201 CMR 17.00 is a new Massachusetts law, created to establish standards that businesses must use to protect consumer personal information, like a person’s first and last name, first initial and last name, social security number, drivers license or state ID number, or financial account numbers. It applies to any business that compiles or maintains records that contain personal information.
This law applies whenever a Massachusetts resident’s personal data is stored or transmitted. This can be something as simple as a user ID and password, so the law applies to every website. If you administer a website, no matter where your business is located, the law applies to you. CMR 201 17 is administered by the Massachusetts Attorney General and was to go into effect January 1, 2010. The compliance date has been extended to March 1, 2010.
Changes to the Law
Initially, the law required all companies to use specifically designated SSL encryption on personal information. Due to the outcry of small businesses and municipalities, the Office of Consumer Affairs and Business Regulation (OCABR) created multiple changes from the law’s original form in order to make compliance easier for small businesses.
Now the requirement is that businesses perform “due diligence” using “industry standard” technologies. The law in its current form only requires the company take reasonable measures to protect the data, given the level of risk the data presents.
In order to assess your business’s security risk, perform an assessment that looks at the size of your business, the kind, sensitivity and amount of information you store or transmit and the resources you have available for security. More compliance information is available through OCABR, where you can secure a detailed guide to developing a security plan.
What CMR 201 17 Means for Websites
Website administrators will need to pay particular attention to the law in keeping user data secure.

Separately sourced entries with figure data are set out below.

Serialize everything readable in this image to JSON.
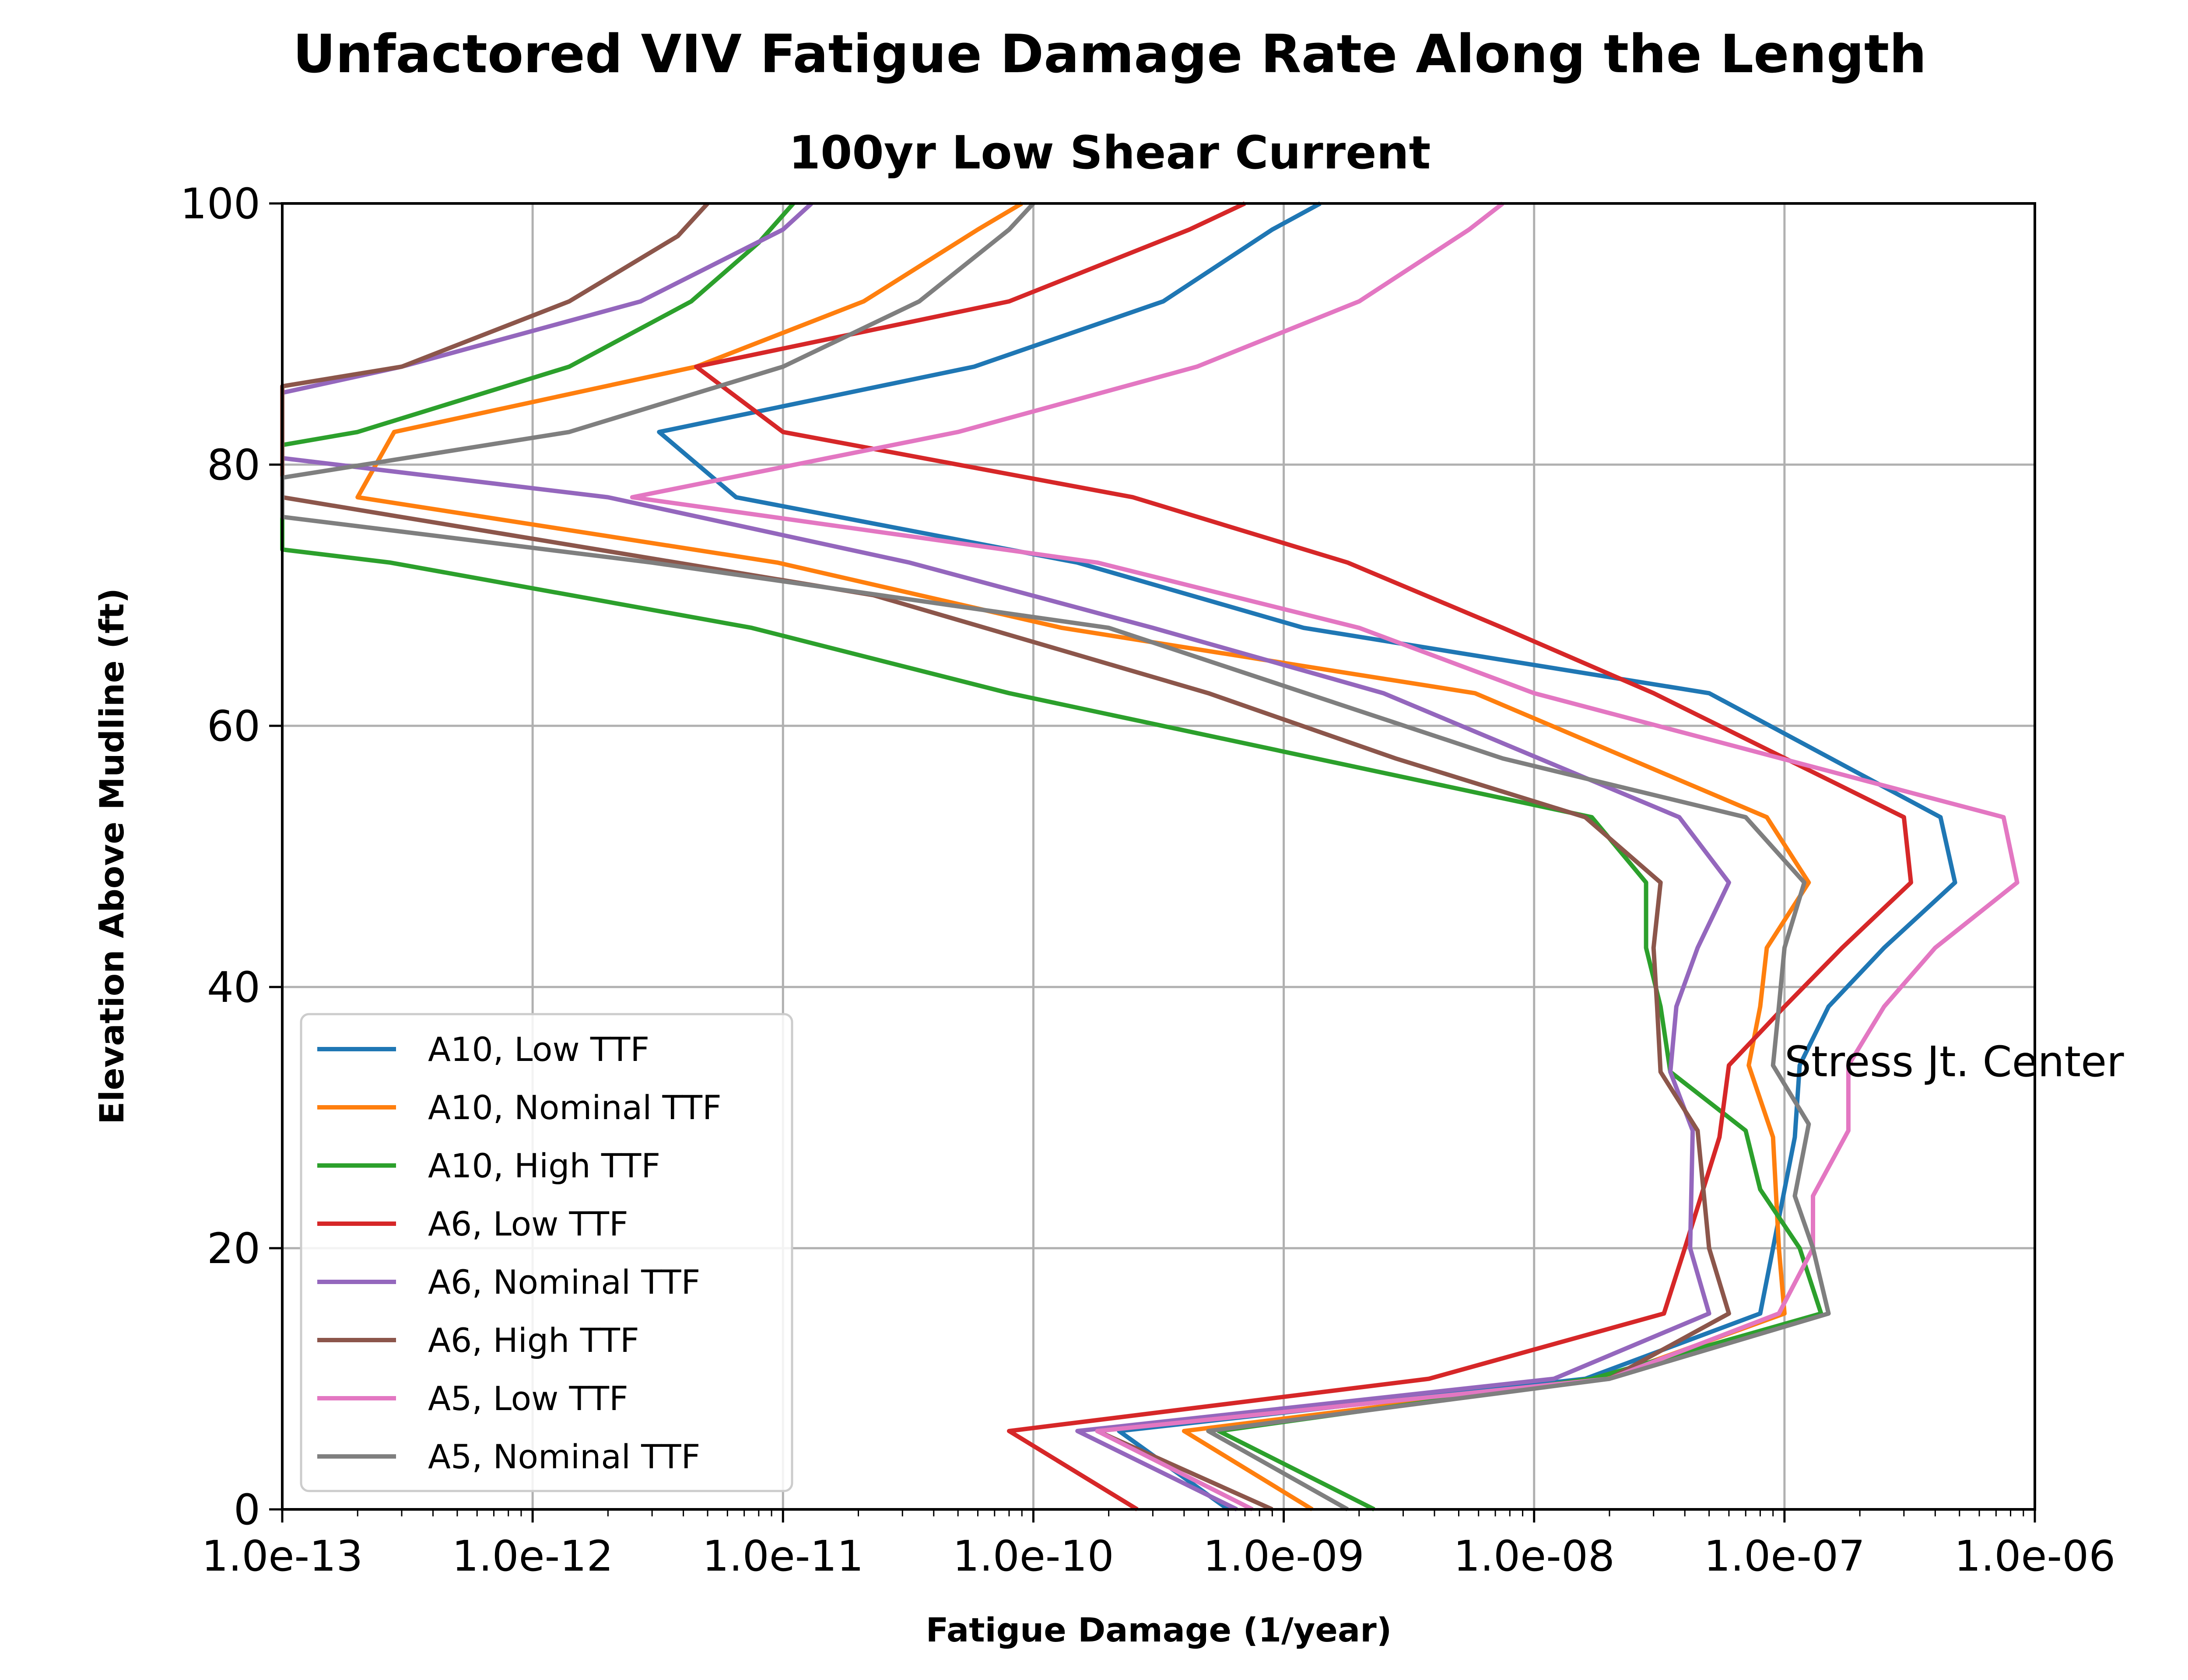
{
  "chart_data": {
    "type": "line",
    "title": "Unfactored VIV Fatigue Damage Rate Along the Length",
    "subtitle": "100yr Low Shear Current",
    "xlabel": "Fatigue Damage (1/year)",
    "ylabel": "Elevation Above Mudline (ft)",
    "xscale": "log",
    "xlim": [
      1e-13,
      1e-06
    ],
    "ylim": [
      0,
      100
    ],
    "xticks": [
      "1.0e-13",
      "1.0e-12",
      "1.0e-11",
      "1.0e-10",
      "1.0e-09",
      "1.0e-08",
      "1.0e-07",
      "1.0e-06"
    ],
    "yticks": [
      "0",
      "20",
      "40",
      "60",
      "80",
      "100"
    ],
    "grid": true,
    "legend_position": "lower-left",
    "annotation": {
      "text": "Stress Jt. Center",
      "x": 1e-07,
      "y": 34
    },
    "series": [
      {
        "name": "A10, Low TTF",
        "color": "#1f77b4",
        "points": [
          [
            6e-10,
            0
          ],
          [
            2.2e-10,
            6
          ],
          [
            1.6e-08,
            10
          ],
          [
            8e-08,
            15
          ],
          [
            9e-08,
            20
          ],
          [
            1.1e-07,
            28.5
          ],
          [
            1.15e-07,
            34
          ],
          [
            1.5e-07,
            38.5
          ],
          [
            2.5e-07,
            43
          ],
          [
            4.8e-07,
            48
          ],
          [
            4.2e-07,
            53
          ],
          [
            5e-08,
            62.5
          ],
          [
            1.2e-09,
            67.5
          ],
          [
            1.5e-10,
            72.5
          ],
          [
            6.5e-12,
            77.5
          ],
          [
            3.2e-12,
            82.5
          ],
          [
            5.8e-11,
            87.5
          ],
          [
            3.3e-10,
            92.5
          ],
          [
            9e-10,
            98
          ],
          [
            1.4e-09,
            100
          ]
        ]
      },
      {
        "name": "A10, Nominal TTF",
        "color": "#ff7f0e",
        "points": [
          [
            1.3e-09,
            0
          ],
          [
            4e-10,
            6
          ],
          [
            1.9e-08,
            10
          ],
          [
            1e-07,
            15
          ],
          [
            9.5e-08,
            20
          ],
          [
            9e-08,
            28.5
          ],
          [
            7.2e-08,
            34
          ],
          [
            8e-08,
            38.5
          ],
          [
            8.5e-08,
            43
          ],
          [
            1.25e-07,
            48
          ],
          [
            8.5e-08,
            53
          ],
          [
            5.8e-09,
            62.5
          ],
          [
            1.3e-10,
            67.5
          ],
          [
            9.5e-12,
            72.5
          ],
          [
            2e-13,
            77.5
          ],
          [
            2.8e-13,
            82.5
          ],
          [
            4.5e-12,
            87.5
          ],
          [
            2.1e-11,
            92.5
          ],
          [
            6e-11,
            98
          ],
          [
            9e-11,
            100
          ]
        ]
      },
      {
        "name": "A10, High TTF",
        "color": "#2ca02c",
        "points": [
          [
            2.3e-09,
            0
          ],
          [
            5.5e-10,
            6
          ],
          [
            1.7e-08,
            10
          ],
          [
            1.4e-07,
            15
          ],
          [
            1.15e-07,
            20
          ],
          [
            8e-08,
            24.5
          ],
          [
            7e-08,
            29
          ],
          [
            3.5e-08,
            33.5
          ],
          [
            3.2e-08,
            38.5
          ],
          [
            2.8e-08,
            43
          ],
          [
            2.8e-08,
            48
          ],
          [
            1.7e-08,
            53
          ],
          [
            8e-11,
            62.5
          ],
          [
            7.5e-12,
            67.5
          ],
          [
            2.7e-13,
            72.5
          ],
          [
            1e-13,
            73.5
          ],
          [
            1e-13,
            81.5
          ],
          [
            2e-13,
            82.5
          ],
          [
            1.4e-12,
            87.5
          ],
          [
            4.3e-12,
            92.5
          ],
          [
            8e-12,
            97
          ],
          [
            1.1e-11,
            100
          ]
        ]
      },
      {
        "name": "A6, Low TTF",
        "color": "#d62728",
        "points": [
          [
            2.6e-10,
            0
          ],
          [
            8e-11,
            6
          ],
          [
            3.8e-09,
            10
          ],
          [
            3.3e-08,
            15
          ],
          [
            4e-08,
            20
          ],
          [
            5.5e-08,
            28.5
          ],
          [
            6e-08,
            34
          ],
          [
            1e-07,
            38.5
          ],
          [
            1.7e-07,
            43
          ],
          [
            3.2e-07,
            48
          ],
          [
            3e-07,
            53
          ],
          [
            3e-08,
            62.5
          ],
          [
            7.5e-09,
            67.5
          ],
          [
            1.8e-09,
            72.5
          ],
          [
            2.5e-10,
            77.5
          ],
          [
            1e-11,
            82.5
          ],
          [
            4.5e-12,
            87.5
          ],
          [
            8e-11,
            92.5
          ],
          [
            4.2e-10,
            98
          ],
          [
            7e-10,
            100
          ]
        ]
      },
      {
        "name": "A6, Nominal TTF",
        "color": "#9467bd",
        "points": [
          [
            6.5e-10,
            0
          ],
          [
            1.5e-10,
            6
          ],
          [
            1.2e-08,
            10
          ],
          [
            5e-08,
            15
          ],
          [
            4.2e-08,
            20
          ],
          [
            4.3e-08,
            29
          ],
          [
            3.5e-08,
            33.5
          ],
          [
            3.7e-08,
            38.5
          ],
          [
            4.5e-08,
            43
          ],
          [
            6e-08,
            48
          ],
          [
            3.8e-08,
            53
          ],
          [
            2.5e-09,
            62.5
          ],
          [
            3e-10,
            67.5
          ],
          [
            3.2e-11,
            72.5
          ],
          [
            2e-12,
            77.5
          ],
          [
            1e-13,
            80.5
          ],
          [
            1e-13,
            85.5
          ],
          [
            3e-13,
            87.5
          ],
          [
            2.7e-12,
            92.5
          ],
          [
            1e-11,
            98
          ],
          [
            1.3e-11,
            100
          ]
        ]
      },
      {
        "name": "A6, High TTF",
        "color": "#8c564b",
        "points": [
          [
            9e-10,
            0
          ],
          [
            1.8e-10,
            6
          ],
          [
            2e-08,
            10
          ],
          [
            6e-08,
            15
          ],
          [
            5e-08,
            20
          ],
          [
            4.5e-08,
            29
          ],
          [
            3.2e-08,
            33.5
          ],
          [
            3.1e-08,
            38.5
          ],
          [
            3e-08,
            43
          ],
          [
            3.2e-08,
            48
          ],
          [
            1.6e-08,
            53
          ],
          [
            2.8e-09,
            57.5
          ],
          [
            5e-10,
            62.5
          ],
          [
            2.3e-11,
            70
          ],
          [
            1e-13,
            77.5
          ],
          [
            1e-13,
            86
          ],
          [
            3e-13,
            87.5
          ],
          [
            1.4e-12,
            92.5
          ],
          [
            3.8e-12,
            97.5
          ],
          [
            5e-12,
            100
          ]
        ]
      },
      {
        "name": "A5, Low TTF",
        "color": "#e377c2",
        "points": [
          [
            7.5e-10,
            0
          ],
          [
            1.8e-10,
            6
          ],
          [
            2e-08,
            10
          ],
          [
            9.5e-08,
            15
          ],
          [
            1.3e-07,
            20
          ],
          [
            1.3e-07,
            24
          ],
          [
            1.8e-07,
            29
          ],
          [
            1.8e-07,
            34
          ],
          [
            2.5e-07,
            38.5
          ],
          [
            4e-07,
            43
          ],
          [
            8.5e-07,
            48
          ],
          [
            7.5e-07,
            53
          ],
          [
            1e-08,
            62.5
          ],
          [
            2e-09,
            67.5
          ],
          [
            1.8e-10,
            72.5
          ],
          [
            2.5e-12,
            77.5
          ],
          [
            5e-11,
            82.5
          ],
          [
            4.5e-10,
            87.5
          ],
          [
            2e-09,
            92.5
          ],
          [
            5.5e-09,
            98
          ],
          [
            7.5e-09,
            100
          ]
        ]
      },
      {
        "name": "A5, Nominal TTF",
        "color": "#7f7f7f",
        "points": [
          [
            1.8e-09,
            0
          ],
          [
            5e-10,
            6
          ],
          [
            2e-08,
            10
          ],
          [
            1.5e-07,
            15
          ],
          [
            1.3e-07,
            20
          ],
          [
            1.1e-07,
            24
          ],
          [
            1.25e-07,
            29.5
          ],
          [
            9e-08,
            34
          ],
          [
            9.5e-08,
            38.5
          ],
          [
            1e-07,
            43
          ],
          [
            1.2e-07,
            48
          ],
          [
            7e-08,
            53
          ],
          [
            7.5e-09,
            57.5
          ],
          [
            2e-10,
            67.5
          ],
          [
            3e-12,
            72.5
          ],
          [
            1e-13,
            76
          ],
          [
            1e-13,
            79
          ],
          [
            1.4e-12,
            82.5
          ],
          [
            1e-11,
            87.5
          ],
          [
            3.5e-11,
            92.5
          ],
          [
            8e-11,
            98
          ],
          [
            1e-10,
            100
          ]
        ]
      }
    ]
  }
}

Many usernames already fit the definition of protected information, using a person’s first initial and last name, even when you have no other personally identifiable information about the user.
For most blogs and other media sites, there is little risk that the theft of a user ID would present a significant security threat. One can imagine a situation, however, in which a stolen user ID is used to post derogatory information that is harmful to a user’s reputation.
Problems with misused user IDs do not present a legal threat to websites, but it can be a liability threat. When laws protect personal information, businesses are held to a greater standard of care than when such laws are absent. You can prevent such a liability exposure by using SSL encryption on user data.
It is likely your business already has anti-virus software and firewalls in place to protect from viruses and other computer threats. While these systems are helpful, they do not provide complete protection. If you administer a website, SSL encryption for data will not necessarily be required, but it may be a good idea. You can view the full details of the law and gain additional helpful information at www.mass.gov.